Landmark’s E Street Cinema
Sun., Nov. 2, 7:30 p.m.,
Wed., Nov. 5, 10 p.m.
The Way He Looks
(Hoje Eu Quero Voltar Sozinho)
Directed by Daniel Ribeiro
(Brazil, 2014, 95 min.)
Leonardo is a blind teenager searching for independence. His everyday life, the relationship with his best friend Giovana and the way he sees the world change completely with the arrival of Gabriel.

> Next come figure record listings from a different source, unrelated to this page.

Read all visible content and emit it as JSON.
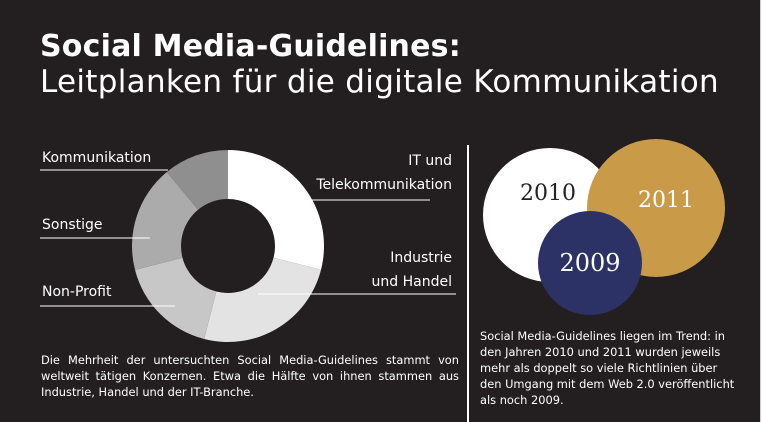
{
  "header": {
    "title": "Social Media-Guidelines:",
    "subtitle": "Leitplanken für die digitale Kommunikation"
  },
  "chart_data": [
    {
      "type": "pie",
      "variant": "donut",
      "categories": [
        "IT und Telekommunikation",
        "Industrie und Handel",
        "Non-Profit",
        "Sonstige",
        "Kommunikation"
      ],
      "label_lines": [
        [
          "IT und",
          "Telekommunikation"
        ],
        [
          "Industrie",
          "und Handel"
        ],
        [
          "Non-Profit"
        ],
        [
          "Sonstige"
        ],
        [
          "Kommunikation"
        ]
      ],
      "values": [
        29,
        25,
        17,
        18,
        11
      ],
      "colors": [
        "#ffffff",
        "#e3e3e3",
        "#c7c7c7",
        "#ababab",
        "#8f8f8f"
      ],
      "caption": "Die Mehrheit der untersuchten Social Media-Guidelines stammt von weltweit tätigen Konzernen. Etwa die Hälfte von ihnen stammen aus Industrie, Handel und der IT-Branche."
    },
    {
      "type": "venn",
      "sets": [
        {
          "label": "2010",
          "color": "#ffffff"
        },
        {
          "label": "2011",
          "color": "#c99a47"
        },
        {
          "label": "2009",
          "color": "#2d3266"
        }
      ],
      "caption": "Social Media-Guidelines liegen im Trend: in den Jahren 2010 und 2011 wurden jeweils mehr als doppelt so viele Richtlinien über den Umgang mit dem Web 2.0 veröffentlicht als noch 2009."
    }
  ]
}
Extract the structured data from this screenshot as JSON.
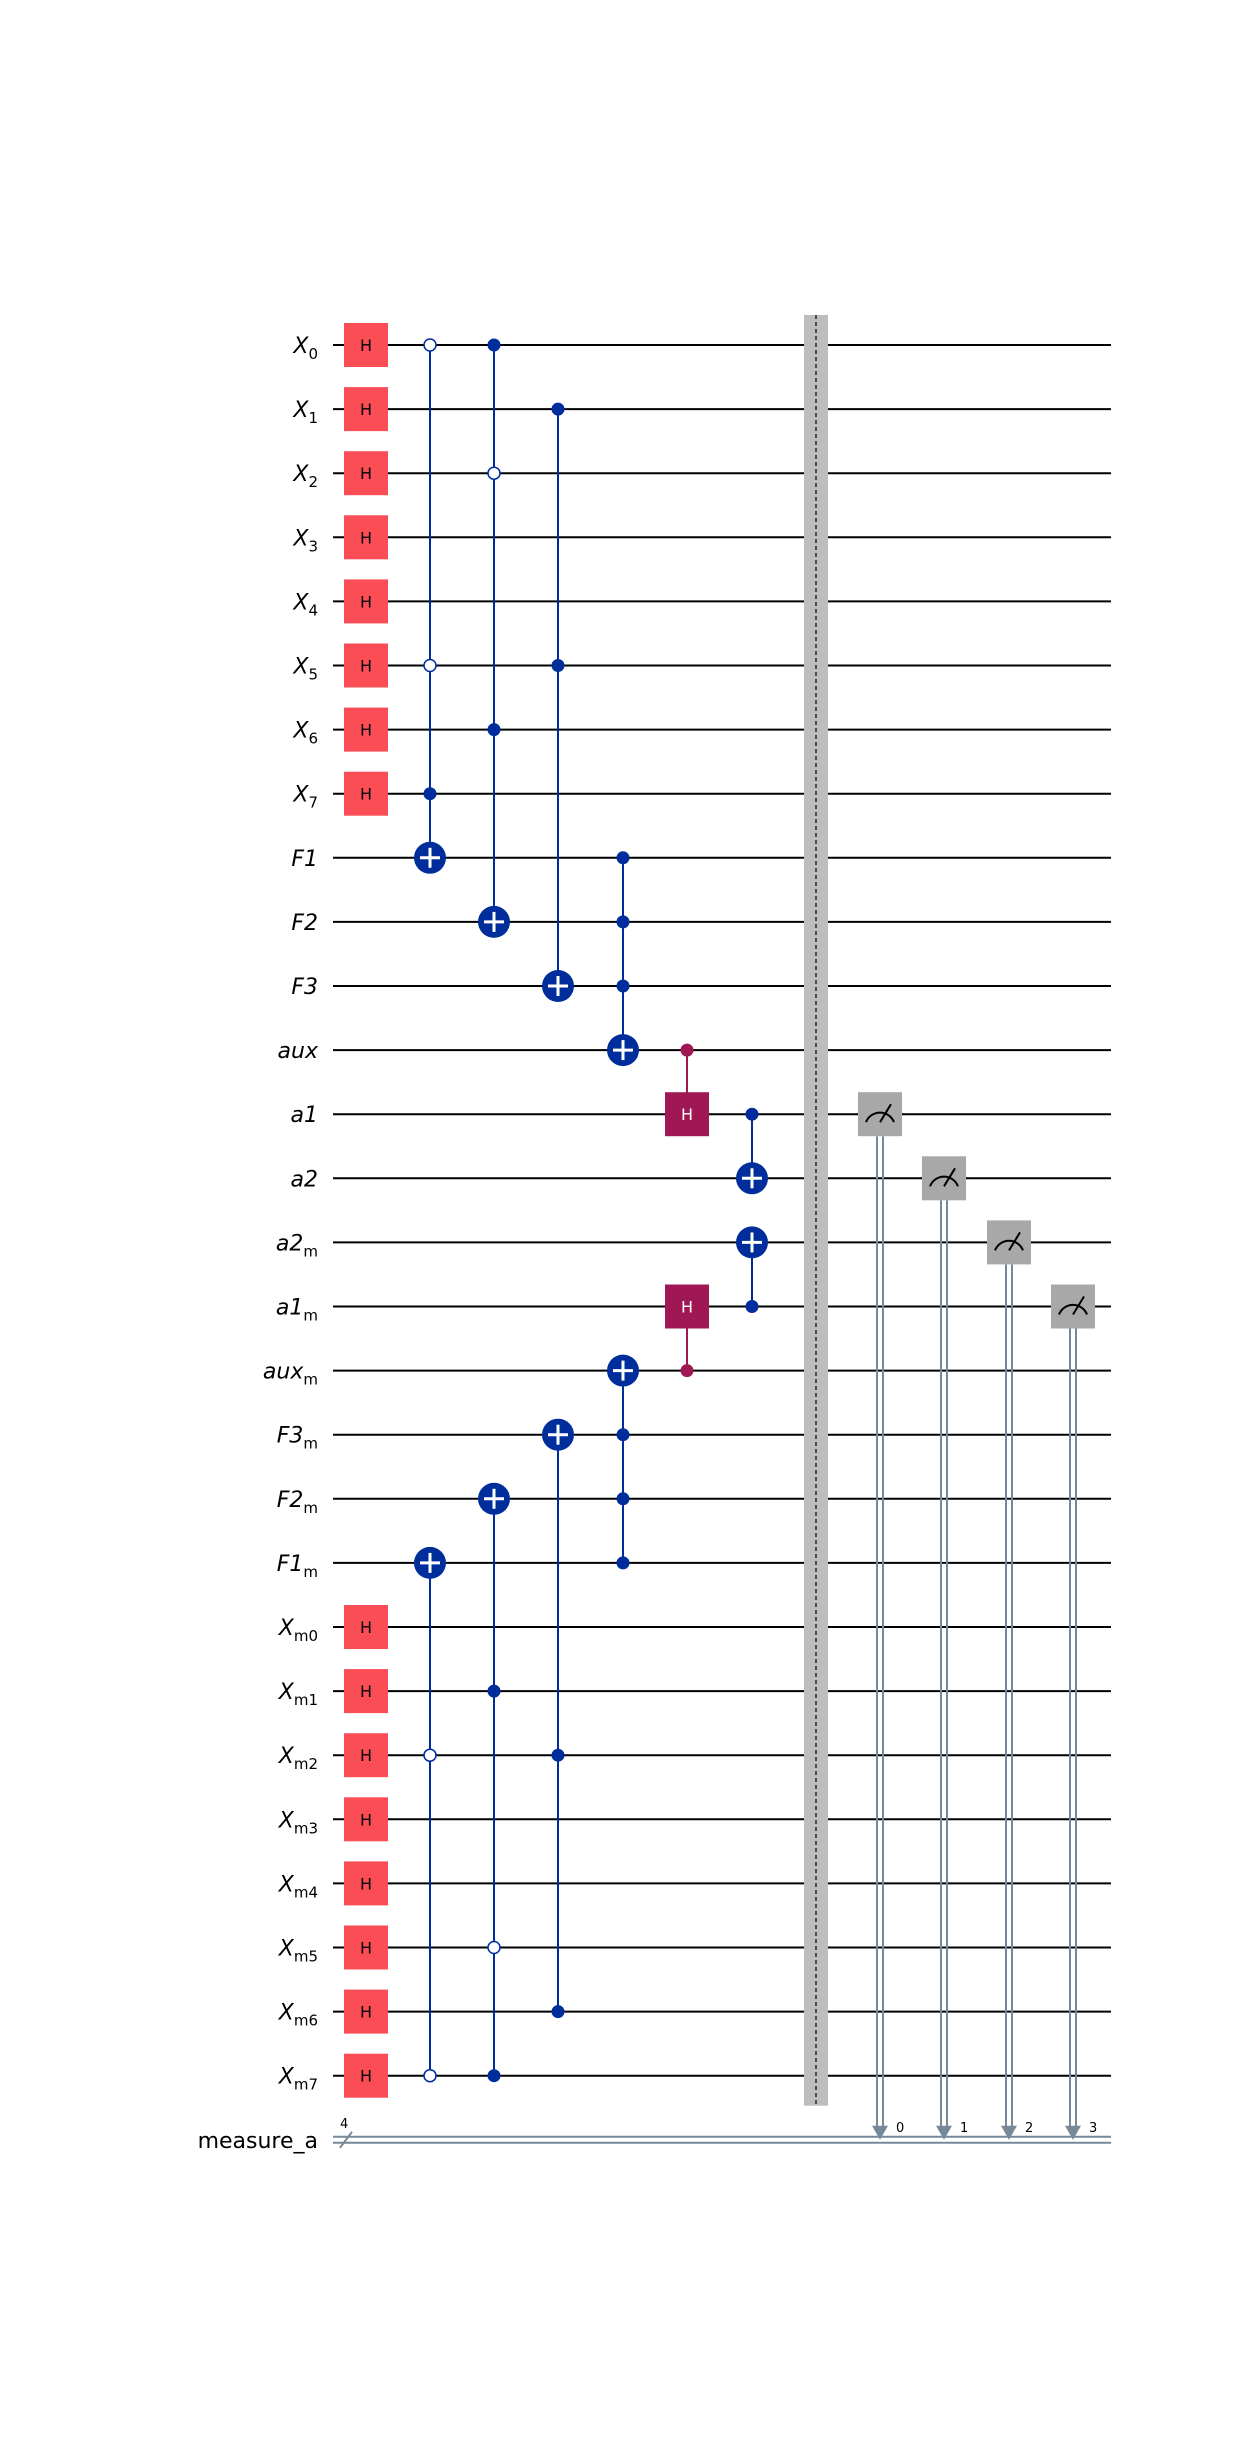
{
  "colors": {
    "wire": "#000000",
    "h_gate": "#fa4d56",
    "control_blue": "#002d9c",
    "magenta": "#9f1853",
    "measure_gate": "#a8a8a8",
    "classical": "#778899",
    "barrier": "#bdbdbd"
  },
  "qubits": [
    {
      "base": "X",
      "sub": "0"
    },
    {
      "base": "X",
      "sub": "1"
    },
    {
      "base": "X",
      "sub": "2"
    },
    {
      "base": "X",
      "sub": "3"
    },
    {
      "base": "X",
      "sub": "4"
    },
    {
      "base": "X",
      "sub": "5"
    },
    {
      "base": "X",
      "sub": "6"
    },
    {
      "base": "X",
      "sub": "7"
    },
    {
      "base": "F1",
      "sub": ""
    },
    {
      "base": "F2",
      "sub": ""
    },
    {
      "base": "F3",
      "sub": ""
    },
    {
      "base": "aux",
      "sub": ""
    },
    {
      "base": "a1",
      "sub": ""
    },
    {
      "base": "a2",
      "sub": ""
    },
    {
      "base": "a2",
      "sub": "m"
    },
    {
      "base": "a1",
      "sub": "m"
    },
    {
      "base": "aux",
      "sub": "m"
    },
    {
      "base": "F3",
      "sub": "m"
    },
    {
      "base": "F2",
      "sub": "m"
    },
    {
      "base": "F1",
      "sub": "m"
    },
    {
      "base": "X",
      "sub": "m0"
    },
    {
      "base": "X",
      "sub": "m1"
    },
    {
      "base": "X",
      "sub": "m2"
    },
    {
      "base": "X",
      "sub": "m3"
    },
    {
      "base": "X",
      "sub": "m4"
    },
    {
      "base": "X",
      "sub": "m5"
    },
    {
      "base": "X",
      "sub": "m6"
    },
    {
      "base": "X",
      "sub": "m7"
    }
  ],
  "classical_register": {
    "name": "measure_a",
    "size": "4"
  },
  "gate_label": "H",
  "h_gates": [
    0,
    1,
    2,
    3,
    4,
    5,
    6,
    7,
    20,
    21,
    22,
    23,
    24,
    25,
    26,
    27
  ],
  "multi_gates": [
    {
      "col": 0,
      "controls": [
        [
          0,
          "open"
        ],
        [
          5,
          "open"
        ],
        [
          7,
          "closed"
        ]
      ],
      "target": 8,
      "type": "x",
      "color": "blue"
    },
    {
      "col": 1,
      "controls": [
        [
          0,
          "closed"
        ],
        [
          2,
          "open"
        ],
        [
          6,
          "closed"
        ]
      ],
      "target": 9,
      "type": "x",
      "color": "blue"
    },
    {
      "col": 2,
      "controls": [
        [
          1,
          "closed"
        ],
        [
          5,
          "closed"
        ]
      ],
      "target": 10,
      "type": "x",
      "color": "blue"
    },
    {
      "col": 3,
      "controls": [
        [
          8,
          "closed"
        ],
        [
          9,
          "closed"
        ],
        [
          10,
          "closed"
        ]
      ],
      "target": 11,
      "type": "x",
      "color": "blue"
    },
    {
      "col": 4,
      "controls": [
        [
          11,
          "closed"
        ]
      ],
      "target": 12,
      "type": "h",
      "color": "magenta"
    },
    {
      "col": 5,
      "controls": [
        [
          12,
          "closed"
        ]
      ],
      "target": 13,
      "type": "x",
      "color": "blue"
    },
    {
      "col": 5,
      "controls": [
        [
          15,
          "closed"
        ]
      ],
      "target": 14,
      "type": "x",
      "color": "blue"
    },
    {
      "col": 4,
      "controls": [
        [
          16,
          "closed"
        ]
      ],
      "target": 15,
      "type": "h",
      "color": "magenta"
    },
    {
      "col": 3,
      "controls": [
        [
          17,
          "closed"
        ],
        [
          18,
          "closed"
        ],
        [
          19,
          "closed"
        ]
      ],
      "target": 16,
      "type": "x",
      "color": "blue"
    },
    {
      "col": 2,
      "controls": [
        [
          22,
          "closed"
        ],
        [
          26,
          "closed"
        ]
      ],
      "target": 17,
      "type": "x",
      "color": "blue"
    },
    {
      "col": 1,
      "controls": [
        [
          21,
          "closed"
        ],
        [
          25,
          "open"
        ],
        [
          27,
          "closed"
        ]
      ],
      "target": 18,
      "type": "x",
      "color": "blue"
    },
    {
      "col": 0,
      "controls": [
        [
          22,
          "open"
        ],
        [
          27,
          "open"
        ]
      ],
      "target": 19,
      "type": "x",
      "color": "blue"
    }
  ],
  "measurements": [
    {
      "qubit": 12,
      "bit": "0"
    },
    {
      "qubit": 13,
      "bit": "1"
    },
    {
      "qubit": 14,
      "bit": "2"
    },
    {
      "qubit": 15,
      "bit": "3"
    }
  ]
}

Landmark’s E Street Cinema
Opens Fri., Nov. 7
Silent
Dracula
Directed by George Melford
(U.S., 1931, 104 min.)
Horror aficionados have long sung the praises of Universal’s 1931 Spanish language version of “Dracula,” shot simultaneously and on the same sets as Tod Browning’s celebrated English-language original starring Bela Lugosi.
AFI Silver Theatre
Sat., Nov. 1, 9:30 p.m.
Intolerance: Love’s Struggle Throughout the Ages
Directed by D.W. Griffith
(U.S., 1916, 183 min.)
Strange, sentimental and stirring, D.W. Griffith’s epic extravaganza tells four stories across four millennia, each illustrating the destructiveness of mankind’s hatred and intolerance.
AFI Silver Theatre
Sun., Nov. 2, 2 p.m.
The Lodger: A Story of the London Fog
Directed by Alfred Hitchcock
(U.K., 1927, 68 min.)
A killer stalks a London neighborhood, murdering fair-haired lovelies every Tuesday night for the past several months and leaving behind a mysterious calling card signed “The Avenger” in Alfred Hitchcock’s first thriller.
AFI Silver Theatre
Sat., Nov. 1, 3 p.m.
The Mark of Zorro
Directed by Fred Niblo
(U.S., 1920, 107 min.)
In the Old California of New Spain, a masked swordsman combats the tyranny of Capitán Juan Ramon.
AFI Silver Theatre
Sat., Nov. 8, 7:45 p.m.
Nosferatu: A Symphony of Horror
Directed by F.W. Murnau
(Germany, 1922, 85 min.)
Casting a long and terrifying shadow over the genre, German silent film master F.W. Murnau’s uncredited appropriation of Bram Stoker’s “Dracula” set the standard for all vampire flicks to come.
AFI Silver Theatre
Sat., Nov. 1, 7:30 p.m.
Vampyr
Directed by Carl Theordor Dreyer
(Germany/France, 1932, 75 min.)
Danish master Carl Theodor Dreyer’s singular horror film traces a young man’s dawning realization that the mysterious doings in the village of Courtempierre in fact have a supernatural
explanation — a withered old crone of a vampire is preying upon the local populace.
AFI Silver Theatre
Sat., Nov. 1, 5 p.m.
Swedish
Force Majeure
(Turist)
Directed by Ruben Östlund
(Sweden/France/Denmark/Norway, 118 min.)
A family on a ski holiday in the French Alps find themselves staring down an avalanche during lunch one day; in the aftermath, their dynamic has been shaken to its core, with a question mark hanging over their patriarch in particular (Swedish and English).